Não foi difícil marcar a entrevista com Torero, bastando coincidir um dia em

que estivesse em São Paulo sem compromissos pela manhã. Santista de nascença

geográfica, ele vive meio lá meio cá. A entrada de visitantes em sua morada paulistana

é anunciada com um gorjear de passarinhos. Fiquei de perguntar se a campainha

é ideia dele mas esqueci. Equipado com apenas o pouco e o necessário, o apê é o

de um homem solteiro e dividido. Durante a conversa, uma outra divisão surgiu diante

de mim. Entre o autor inteligentíssimo e muito tímido e o garoto que faz as piadinhas

mais bobas da sala de aula.
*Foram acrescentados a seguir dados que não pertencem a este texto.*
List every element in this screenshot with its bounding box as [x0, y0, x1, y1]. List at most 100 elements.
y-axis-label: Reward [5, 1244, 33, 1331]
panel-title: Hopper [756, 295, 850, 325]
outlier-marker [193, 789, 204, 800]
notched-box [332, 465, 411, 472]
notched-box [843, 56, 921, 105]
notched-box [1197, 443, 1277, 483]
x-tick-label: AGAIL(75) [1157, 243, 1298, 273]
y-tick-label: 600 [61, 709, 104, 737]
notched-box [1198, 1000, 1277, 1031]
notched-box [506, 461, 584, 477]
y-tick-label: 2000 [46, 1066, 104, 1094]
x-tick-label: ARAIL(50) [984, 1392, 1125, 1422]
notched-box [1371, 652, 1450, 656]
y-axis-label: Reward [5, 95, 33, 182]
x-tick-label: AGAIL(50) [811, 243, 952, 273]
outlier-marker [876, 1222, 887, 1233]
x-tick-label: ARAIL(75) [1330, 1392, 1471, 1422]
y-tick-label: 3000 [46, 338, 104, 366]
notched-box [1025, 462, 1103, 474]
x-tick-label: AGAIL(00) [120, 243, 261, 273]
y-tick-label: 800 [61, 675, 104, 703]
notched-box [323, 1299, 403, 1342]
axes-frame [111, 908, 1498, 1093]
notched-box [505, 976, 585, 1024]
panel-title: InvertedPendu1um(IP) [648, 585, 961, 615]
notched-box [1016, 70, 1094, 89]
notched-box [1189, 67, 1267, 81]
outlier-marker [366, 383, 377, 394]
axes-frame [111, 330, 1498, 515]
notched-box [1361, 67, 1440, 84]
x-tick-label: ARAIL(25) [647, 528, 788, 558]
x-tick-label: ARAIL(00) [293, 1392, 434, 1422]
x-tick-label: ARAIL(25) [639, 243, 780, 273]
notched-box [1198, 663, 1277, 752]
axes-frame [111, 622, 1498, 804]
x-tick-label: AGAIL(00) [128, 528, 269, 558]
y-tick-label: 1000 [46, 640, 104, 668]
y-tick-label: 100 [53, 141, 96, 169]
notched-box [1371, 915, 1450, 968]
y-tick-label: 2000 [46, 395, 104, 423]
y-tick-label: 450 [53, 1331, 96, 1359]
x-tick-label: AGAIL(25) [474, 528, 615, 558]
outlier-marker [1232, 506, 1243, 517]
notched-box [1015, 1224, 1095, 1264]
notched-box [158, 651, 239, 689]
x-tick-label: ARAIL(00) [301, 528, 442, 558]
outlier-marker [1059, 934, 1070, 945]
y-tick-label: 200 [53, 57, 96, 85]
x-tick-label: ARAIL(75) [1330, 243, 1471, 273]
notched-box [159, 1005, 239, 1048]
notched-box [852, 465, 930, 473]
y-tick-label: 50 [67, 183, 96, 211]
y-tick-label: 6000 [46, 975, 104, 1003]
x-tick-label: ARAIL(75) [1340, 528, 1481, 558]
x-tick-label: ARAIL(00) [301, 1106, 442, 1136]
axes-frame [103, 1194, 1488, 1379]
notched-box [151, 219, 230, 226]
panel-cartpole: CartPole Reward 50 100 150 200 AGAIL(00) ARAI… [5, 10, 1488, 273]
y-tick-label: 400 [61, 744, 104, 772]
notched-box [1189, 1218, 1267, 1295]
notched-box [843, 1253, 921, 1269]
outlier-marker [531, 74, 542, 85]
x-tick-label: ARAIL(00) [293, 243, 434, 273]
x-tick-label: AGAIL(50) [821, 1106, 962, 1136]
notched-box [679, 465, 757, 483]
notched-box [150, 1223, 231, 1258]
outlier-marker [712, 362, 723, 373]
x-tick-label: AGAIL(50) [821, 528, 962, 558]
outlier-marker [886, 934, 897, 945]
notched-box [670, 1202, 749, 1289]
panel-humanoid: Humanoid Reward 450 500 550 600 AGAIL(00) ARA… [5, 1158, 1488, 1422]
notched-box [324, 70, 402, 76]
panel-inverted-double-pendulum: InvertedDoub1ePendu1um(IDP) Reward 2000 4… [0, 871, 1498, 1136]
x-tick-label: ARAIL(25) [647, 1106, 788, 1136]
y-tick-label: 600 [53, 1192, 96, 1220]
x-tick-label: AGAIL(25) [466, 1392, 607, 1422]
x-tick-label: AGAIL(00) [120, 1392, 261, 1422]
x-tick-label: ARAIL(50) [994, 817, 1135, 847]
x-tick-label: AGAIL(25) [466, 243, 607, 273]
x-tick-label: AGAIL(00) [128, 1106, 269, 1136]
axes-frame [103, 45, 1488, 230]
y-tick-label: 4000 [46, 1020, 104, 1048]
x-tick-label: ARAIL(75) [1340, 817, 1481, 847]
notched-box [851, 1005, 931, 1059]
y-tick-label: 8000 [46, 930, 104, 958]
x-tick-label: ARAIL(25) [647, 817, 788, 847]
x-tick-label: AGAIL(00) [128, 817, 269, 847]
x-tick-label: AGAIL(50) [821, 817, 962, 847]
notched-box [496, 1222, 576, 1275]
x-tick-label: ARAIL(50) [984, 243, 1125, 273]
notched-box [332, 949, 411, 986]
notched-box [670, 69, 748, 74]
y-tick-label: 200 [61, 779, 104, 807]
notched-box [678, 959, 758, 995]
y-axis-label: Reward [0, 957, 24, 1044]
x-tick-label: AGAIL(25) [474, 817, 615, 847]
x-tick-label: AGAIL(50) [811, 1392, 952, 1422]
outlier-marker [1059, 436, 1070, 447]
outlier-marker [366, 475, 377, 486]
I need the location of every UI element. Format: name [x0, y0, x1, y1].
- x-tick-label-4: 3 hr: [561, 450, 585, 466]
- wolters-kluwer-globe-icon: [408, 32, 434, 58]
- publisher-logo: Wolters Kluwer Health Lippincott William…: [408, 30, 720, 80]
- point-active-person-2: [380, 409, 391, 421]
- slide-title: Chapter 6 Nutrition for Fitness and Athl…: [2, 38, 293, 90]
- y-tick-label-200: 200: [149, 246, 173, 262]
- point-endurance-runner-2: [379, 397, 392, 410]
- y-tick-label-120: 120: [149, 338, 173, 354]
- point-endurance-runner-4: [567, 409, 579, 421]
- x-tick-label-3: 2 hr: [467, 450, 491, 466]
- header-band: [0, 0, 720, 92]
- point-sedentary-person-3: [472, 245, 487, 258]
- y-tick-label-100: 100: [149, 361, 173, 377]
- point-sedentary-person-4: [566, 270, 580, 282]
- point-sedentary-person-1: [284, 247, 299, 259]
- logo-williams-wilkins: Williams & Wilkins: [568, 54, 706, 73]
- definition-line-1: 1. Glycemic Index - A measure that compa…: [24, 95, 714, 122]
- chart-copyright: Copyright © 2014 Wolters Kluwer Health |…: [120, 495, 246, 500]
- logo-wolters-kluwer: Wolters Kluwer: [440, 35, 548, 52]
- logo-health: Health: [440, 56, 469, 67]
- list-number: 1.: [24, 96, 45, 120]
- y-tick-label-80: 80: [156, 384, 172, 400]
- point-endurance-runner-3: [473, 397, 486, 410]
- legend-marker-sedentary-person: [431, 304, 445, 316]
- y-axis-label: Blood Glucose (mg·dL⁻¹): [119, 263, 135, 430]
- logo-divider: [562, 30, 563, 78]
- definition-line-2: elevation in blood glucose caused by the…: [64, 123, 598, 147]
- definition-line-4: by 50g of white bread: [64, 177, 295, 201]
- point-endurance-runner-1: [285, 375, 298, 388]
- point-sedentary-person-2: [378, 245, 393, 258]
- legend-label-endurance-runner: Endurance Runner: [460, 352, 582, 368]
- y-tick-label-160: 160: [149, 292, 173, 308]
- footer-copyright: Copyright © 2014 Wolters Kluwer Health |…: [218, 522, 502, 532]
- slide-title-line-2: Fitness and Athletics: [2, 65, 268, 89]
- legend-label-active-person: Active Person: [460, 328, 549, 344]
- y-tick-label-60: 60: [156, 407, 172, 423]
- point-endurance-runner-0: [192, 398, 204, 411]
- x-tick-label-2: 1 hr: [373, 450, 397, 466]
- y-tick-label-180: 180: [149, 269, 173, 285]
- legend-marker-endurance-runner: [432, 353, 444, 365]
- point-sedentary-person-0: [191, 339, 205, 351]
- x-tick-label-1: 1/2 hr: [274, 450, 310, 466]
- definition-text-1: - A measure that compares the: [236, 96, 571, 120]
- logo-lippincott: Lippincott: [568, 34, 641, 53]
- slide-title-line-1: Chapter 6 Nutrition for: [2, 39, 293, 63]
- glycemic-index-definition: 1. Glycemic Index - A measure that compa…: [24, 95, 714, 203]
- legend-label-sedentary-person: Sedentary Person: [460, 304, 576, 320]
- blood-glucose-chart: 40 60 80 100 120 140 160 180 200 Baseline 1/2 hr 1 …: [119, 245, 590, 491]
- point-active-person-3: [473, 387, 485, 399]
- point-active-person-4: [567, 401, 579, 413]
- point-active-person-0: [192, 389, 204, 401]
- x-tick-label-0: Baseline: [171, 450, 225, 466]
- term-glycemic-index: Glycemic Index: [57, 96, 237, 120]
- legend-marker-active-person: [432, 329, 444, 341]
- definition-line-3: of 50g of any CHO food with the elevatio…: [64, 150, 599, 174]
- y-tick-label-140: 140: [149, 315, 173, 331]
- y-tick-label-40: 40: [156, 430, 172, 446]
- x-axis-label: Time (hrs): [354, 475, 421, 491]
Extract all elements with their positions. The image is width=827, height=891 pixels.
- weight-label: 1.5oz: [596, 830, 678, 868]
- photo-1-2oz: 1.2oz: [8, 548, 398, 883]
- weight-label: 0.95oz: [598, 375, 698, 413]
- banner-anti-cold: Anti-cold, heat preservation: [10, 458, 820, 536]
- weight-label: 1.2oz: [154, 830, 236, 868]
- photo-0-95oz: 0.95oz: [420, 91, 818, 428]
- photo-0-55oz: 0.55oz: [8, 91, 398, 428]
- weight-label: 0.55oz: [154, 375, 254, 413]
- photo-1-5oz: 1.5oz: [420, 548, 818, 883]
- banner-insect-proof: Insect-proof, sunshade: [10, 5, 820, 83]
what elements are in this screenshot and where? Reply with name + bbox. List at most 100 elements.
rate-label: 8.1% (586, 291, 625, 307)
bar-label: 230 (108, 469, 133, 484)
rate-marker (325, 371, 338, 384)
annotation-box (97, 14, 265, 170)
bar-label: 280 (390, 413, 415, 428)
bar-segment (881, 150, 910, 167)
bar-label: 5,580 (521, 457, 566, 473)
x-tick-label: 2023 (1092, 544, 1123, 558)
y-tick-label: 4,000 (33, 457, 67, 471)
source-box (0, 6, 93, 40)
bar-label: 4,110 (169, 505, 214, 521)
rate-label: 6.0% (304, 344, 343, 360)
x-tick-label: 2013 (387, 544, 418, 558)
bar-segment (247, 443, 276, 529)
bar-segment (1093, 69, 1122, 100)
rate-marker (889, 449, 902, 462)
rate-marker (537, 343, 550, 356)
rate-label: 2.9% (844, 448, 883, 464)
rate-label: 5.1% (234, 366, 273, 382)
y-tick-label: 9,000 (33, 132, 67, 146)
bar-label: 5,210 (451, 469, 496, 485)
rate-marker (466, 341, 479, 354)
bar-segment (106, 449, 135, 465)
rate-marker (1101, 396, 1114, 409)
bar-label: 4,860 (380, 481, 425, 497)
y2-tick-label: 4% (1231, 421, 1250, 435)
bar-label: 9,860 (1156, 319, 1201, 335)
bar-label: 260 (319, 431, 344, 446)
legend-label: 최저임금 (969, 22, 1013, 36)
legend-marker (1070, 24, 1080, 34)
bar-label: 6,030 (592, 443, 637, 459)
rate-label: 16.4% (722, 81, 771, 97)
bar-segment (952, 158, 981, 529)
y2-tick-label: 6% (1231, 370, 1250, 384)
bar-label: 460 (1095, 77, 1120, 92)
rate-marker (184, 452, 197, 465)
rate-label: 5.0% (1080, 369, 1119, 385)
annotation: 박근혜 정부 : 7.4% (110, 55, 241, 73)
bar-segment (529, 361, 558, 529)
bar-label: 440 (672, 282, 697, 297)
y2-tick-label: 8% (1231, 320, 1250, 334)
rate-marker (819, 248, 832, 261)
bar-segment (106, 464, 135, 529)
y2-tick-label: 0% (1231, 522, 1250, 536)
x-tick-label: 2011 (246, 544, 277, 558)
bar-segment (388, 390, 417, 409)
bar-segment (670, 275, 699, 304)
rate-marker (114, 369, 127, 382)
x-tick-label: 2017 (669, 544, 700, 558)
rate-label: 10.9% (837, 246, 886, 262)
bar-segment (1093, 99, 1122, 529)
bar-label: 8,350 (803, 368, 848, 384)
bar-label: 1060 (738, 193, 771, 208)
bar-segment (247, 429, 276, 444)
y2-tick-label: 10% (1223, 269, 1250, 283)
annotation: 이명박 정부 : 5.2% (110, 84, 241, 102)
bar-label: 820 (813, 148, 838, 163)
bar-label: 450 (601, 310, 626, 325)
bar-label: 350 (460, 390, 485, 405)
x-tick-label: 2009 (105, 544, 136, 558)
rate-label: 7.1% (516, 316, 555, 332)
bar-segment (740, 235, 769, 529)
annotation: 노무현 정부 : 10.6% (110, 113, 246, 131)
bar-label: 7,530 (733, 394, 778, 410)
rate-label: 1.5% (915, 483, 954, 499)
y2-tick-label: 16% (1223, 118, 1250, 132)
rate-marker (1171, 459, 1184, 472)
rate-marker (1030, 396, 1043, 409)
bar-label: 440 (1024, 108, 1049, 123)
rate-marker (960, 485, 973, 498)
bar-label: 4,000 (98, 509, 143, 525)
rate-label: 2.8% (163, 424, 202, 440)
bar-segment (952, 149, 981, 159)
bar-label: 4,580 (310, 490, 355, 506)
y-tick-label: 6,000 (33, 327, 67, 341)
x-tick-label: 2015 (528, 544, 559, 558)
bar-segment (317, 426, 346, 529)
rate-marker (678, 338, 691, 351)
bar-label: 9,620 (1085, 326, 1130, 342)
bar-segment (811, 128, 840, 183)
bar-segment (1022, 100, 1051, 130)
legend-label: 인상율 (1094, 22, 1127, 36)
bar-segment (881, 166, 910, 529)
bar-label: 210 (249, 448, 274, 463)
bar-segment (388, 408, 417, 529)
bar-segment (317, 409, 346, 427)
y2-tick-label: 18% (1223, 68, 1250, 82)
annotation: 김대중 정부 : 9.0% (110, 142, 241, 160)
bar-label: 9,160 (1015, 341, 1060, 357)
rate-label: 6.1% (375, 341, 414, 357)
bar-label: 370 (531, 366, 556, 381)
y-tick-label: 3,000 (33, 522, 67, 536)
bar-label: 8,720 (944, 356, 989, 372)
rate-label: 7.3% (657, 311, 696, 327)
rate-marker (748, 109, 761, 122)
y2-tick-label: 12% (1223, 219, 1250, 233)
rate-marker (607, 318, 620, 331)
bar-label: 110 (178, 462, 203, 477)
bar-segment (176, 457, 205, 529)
Foi divertido. Torero tem seu próprio blog e um outro,

o do Lelê — um sobrinho fictício que surgiu na Copa de 2006 e angariou o dobro

de pageviews que seu tiozão graças à sua curiosidade infantil e, por isso mesmo,

encantadora. A conversa foi rápida, mas posso arriscar que existam muitos outros

meninos dentro deste homem incomodado com seus cabelos brancos.